Tone mapping can result in some pretty wacky images, but that wasn't my intention. When I'm using this technique what I am after is an image with a smooth tonal range, indicated by a centered histogram that isn't clipped in either the highlights or the shadows. This then gives the best material to work with in Photoshop, where the image will be brought into its final state through the use of layers and masks.
The TIFF file that was generated from Photomatix tonemapping is shown here.
As you can see, it's pretty bland as this stage, with low contrast and saturation, but that's good as such an image has plenty of scope for enhancement without blowing out colours or contrast.
Once this TIFF file had been imported into Photoshop I started creation of the .PSD master file. I always create master files for all the images I work on so I have a complete, undoable history for any image.
For a more in-depth explanation of my general workflow click here.
The first step in processing this image was deciding on a crop. To my eye, the 6x4 composition out of the camera didn't really emphasise the trees that I wanted as the focal point of the image, and the foreground took up too much space for the level of detail it contained (which wasn't much). Also, I had a nice diagonal line running up from the lower right of the image, but it didn't start at the exact corner of the frame, which is usually a better place for such a feature to start from.
These problems were solved with a simple crop of the image to 5x4 format, with the eye now being drawn much more readily to the trees, and the diagonal riverbank line now starting in the corner of the frame.
Having cropped the image, the next steps in the image processing involve correcting various errors introduced during the actual taking of the original photographs and the subsequent HDR processing.
Here is a screen shot showing the master file with all the layeys shown, but only the first 'correction' layers turned on.
In this stage, working from the bottom up, I've cloned out dust spots, enhanced the local contrast, sharpened the image a little to compensate for the effect of the anti-aliasing filter over the camera's sensor and boosted contrast and saturation using by using the 'multiply' layer blend mode at 50% opacity.
In the second stage of the image optimisation I made global adjustments to contrast using the shadow-highlight control, brightening the shadows and turning down the highlights. I also crisped up the details a little using the high pass filter set to 'overlay' blend mode. Following that I used a levels adjustment layer to set a suitable black and white point for the image and finally in this stage I used a curves adjustment layer to set the grey point.
As you can see, the tonal range, contrast and colour of the image is now starting to emerge.
In these final processing stages I fine tuned the colours of the image using selective colour adjustment layers and saturation layers, enhancing the red of the sandstone and the green of the trees, while increasing the colour saturation in the shadow areas. Carefully applied layer masked were used to limit these effects to the areas of the composition that required them.
Finally, for this round of enhancements, I added my usual copyright watermark so everyone knows who made this image!

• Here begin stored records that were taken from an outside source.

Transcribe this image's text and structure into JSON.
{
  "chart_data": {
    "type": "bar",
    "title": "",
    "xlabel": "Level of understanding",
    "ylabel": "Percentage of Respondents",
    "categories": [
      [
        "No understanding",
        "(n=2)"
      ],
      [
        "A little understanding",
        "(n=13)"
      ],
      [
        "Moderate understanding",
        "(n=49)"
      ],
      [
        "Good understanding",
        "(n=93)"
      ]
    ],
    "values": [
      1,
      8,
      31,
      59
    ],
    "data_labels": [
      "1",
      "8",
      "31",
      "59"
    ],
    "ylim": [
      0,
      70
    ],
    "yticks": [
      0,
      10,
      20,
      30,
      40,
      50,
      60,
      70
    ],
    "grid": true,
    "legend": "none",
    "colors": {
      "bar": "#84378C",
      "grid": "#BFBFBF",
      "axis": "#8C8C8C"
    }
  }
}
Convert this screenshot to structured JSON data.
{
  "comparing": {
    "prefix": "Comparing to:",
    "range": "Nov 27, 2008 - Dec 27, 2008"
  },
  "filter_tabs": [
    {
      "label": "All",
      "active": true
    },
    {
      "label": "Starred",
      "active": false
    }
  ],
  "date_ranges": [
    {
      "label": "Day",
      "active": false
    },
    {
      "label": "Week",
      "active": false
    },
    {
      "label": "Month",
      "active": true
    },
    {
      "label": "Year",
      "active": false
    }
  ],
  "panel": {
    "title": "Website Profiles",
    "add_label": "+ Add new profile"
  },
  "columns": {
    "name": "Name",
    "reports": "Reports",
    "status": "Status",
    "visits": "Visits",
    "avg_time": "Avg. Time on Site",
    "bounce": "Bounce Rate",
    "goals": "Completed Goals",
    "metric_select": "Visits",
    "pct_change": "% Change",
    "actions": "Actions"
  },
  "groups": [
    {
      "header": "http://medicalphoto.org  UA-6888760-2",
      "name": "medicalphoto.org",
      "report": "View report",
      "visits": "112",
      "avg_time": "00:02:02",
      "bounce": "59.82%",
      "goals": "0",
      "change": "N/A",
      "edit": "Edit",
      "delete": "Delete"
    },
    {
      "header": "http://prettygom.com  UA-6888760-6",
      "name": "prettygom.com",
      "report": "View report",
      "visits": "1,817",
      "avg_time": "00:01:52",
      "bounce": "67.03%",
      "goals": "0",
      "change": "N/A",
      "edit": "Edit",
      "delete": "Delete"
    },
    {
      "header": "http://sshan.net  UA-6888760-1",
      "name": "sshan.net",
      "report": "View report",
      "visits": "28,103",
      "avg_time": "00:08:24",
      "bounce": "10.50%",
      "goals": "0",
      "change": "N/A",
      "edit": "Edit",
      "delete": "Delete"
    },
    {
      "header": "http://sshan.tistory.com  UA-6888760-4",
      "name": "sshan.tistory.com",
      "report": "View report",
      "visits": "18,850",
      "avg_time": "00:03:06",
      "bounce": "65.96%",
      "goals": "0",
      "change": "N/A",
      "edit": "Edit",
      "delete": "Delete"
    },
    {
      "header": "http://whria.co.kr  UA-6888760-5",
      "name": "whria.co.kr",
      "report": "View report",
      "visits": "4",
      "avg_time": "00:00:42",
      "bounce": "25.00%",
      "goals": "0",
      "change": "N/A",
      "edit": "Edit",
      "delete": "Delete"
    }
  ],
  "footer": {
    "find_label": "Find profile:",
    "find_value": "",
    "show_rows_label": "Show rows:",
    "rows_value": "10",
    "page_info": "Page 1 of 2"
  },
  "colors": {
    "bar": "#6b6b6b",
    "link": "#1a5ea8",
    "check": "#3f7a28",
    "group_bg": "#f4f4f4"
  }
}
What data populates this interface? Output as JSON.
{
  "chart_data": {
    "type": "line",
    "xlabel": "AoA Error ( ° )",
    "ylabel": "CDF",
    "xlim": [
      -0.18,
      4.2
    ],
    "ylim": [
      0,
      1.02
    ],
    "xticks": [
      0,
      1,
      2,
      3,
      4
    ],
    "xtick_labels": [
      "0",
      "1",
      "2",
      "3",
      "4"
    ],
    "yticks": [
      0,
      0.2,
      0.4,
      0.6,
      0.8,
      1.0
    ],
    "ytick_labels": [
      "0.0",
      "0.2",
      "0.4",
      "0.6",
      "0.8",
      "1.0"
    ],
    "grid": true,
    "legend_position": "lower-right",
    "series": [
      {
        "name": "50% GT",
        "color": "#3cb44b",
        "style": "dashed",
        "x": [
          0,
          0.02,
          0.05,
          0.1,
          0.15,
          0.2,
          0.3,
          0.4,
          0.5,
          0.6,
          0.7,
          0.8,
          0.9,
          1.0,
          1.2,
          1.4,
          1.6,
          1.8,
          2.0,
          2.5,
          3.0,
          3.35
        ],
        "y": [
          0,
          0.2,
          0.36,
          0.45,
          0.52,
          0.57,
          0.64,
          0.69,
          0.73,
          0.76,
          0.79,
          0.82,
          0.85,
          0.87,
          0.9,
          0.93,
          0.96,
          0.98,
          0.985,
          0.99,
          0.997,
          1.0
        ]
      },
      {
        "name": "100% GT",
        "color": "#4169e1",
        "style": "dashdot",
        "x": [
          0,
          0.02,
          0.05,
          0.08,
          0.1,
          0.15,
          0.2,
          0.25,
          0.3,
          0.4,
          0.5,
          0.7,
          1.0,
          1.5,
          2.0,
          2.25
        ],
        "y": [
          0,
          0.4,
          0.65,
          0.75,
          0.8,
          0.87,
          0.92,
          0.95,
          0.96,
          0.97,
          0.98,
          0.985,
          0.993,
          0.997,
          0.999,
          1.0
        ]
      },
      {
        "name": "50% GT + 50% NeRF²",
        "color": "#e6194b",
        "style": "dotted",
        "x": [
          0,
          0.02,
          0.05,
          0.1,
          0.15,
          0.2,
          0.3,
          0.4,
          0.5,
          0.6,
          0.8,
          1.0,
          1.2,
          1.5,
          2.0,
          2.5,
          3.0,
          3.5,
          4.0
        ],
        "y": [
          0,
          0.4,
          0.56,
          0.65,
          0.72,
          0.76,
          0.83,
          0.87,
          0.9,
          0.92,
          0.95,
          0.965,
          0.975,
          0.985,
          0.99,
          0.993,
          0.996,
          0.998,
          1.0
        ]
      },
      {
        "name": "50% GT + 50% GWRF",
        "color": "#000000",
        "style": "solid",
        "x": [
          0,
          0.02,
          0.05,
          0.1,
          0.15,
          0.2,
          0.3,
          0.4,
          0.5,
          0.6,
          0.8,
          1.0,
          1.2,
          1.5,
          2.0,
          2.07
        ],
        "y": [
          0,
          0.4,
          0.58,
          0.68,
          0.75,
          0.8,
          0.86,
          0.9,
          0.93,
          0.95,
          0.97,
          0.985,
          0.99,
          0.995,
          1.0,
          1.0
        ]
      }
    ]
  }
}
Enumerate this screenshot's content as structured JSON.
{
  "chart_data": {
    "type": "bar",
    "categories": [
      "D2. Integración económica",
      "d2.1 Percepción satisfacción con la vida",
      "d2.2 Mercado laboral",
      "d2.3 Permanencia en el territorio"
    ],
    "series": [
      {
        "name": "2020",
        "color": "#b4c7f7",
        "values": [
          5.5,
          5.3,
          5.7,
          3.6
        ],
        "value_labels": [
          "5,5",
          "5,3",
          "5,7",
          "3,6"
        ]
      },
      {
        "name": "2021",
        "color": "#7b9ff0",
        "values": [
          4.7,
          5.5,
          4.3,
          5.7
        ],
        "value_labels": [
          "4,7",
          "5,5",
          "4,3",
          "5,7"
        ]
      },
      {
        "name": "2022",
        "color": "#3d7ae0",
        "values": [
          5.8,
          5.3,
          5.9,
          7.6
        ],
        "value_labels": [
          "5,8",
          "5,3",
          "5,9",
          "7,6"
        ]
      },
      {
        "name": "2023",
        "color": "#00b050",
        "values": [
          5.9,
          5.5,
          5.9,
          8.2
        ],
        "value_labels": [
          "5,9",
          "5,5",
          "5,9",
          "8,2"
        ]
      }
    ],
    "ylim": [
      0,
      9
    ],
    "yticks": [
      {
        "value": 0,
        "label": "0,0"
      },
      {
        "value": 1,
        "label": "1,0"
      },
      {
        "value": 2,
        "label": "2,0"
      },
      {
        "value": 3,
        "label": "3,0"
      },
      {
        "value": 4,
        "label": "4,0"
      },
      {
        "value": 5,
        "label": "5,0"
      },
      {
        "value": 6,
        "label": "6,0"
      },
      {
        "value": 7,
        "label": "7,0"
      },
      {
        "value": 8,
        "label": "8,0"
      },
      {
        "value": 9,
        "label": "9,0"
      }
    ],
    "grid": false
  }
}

But that won't be the end of the story, as these enhancements and optimisations only serve to make the image look good on screen. When I come to print this picture I will need another set of layers in the master file, on top of those shown here, in order to make the print match the 'on-screen' version of the image as closely as possible.
What a game! But it's worth making an effort for a picture one has flown halfway around the world to take!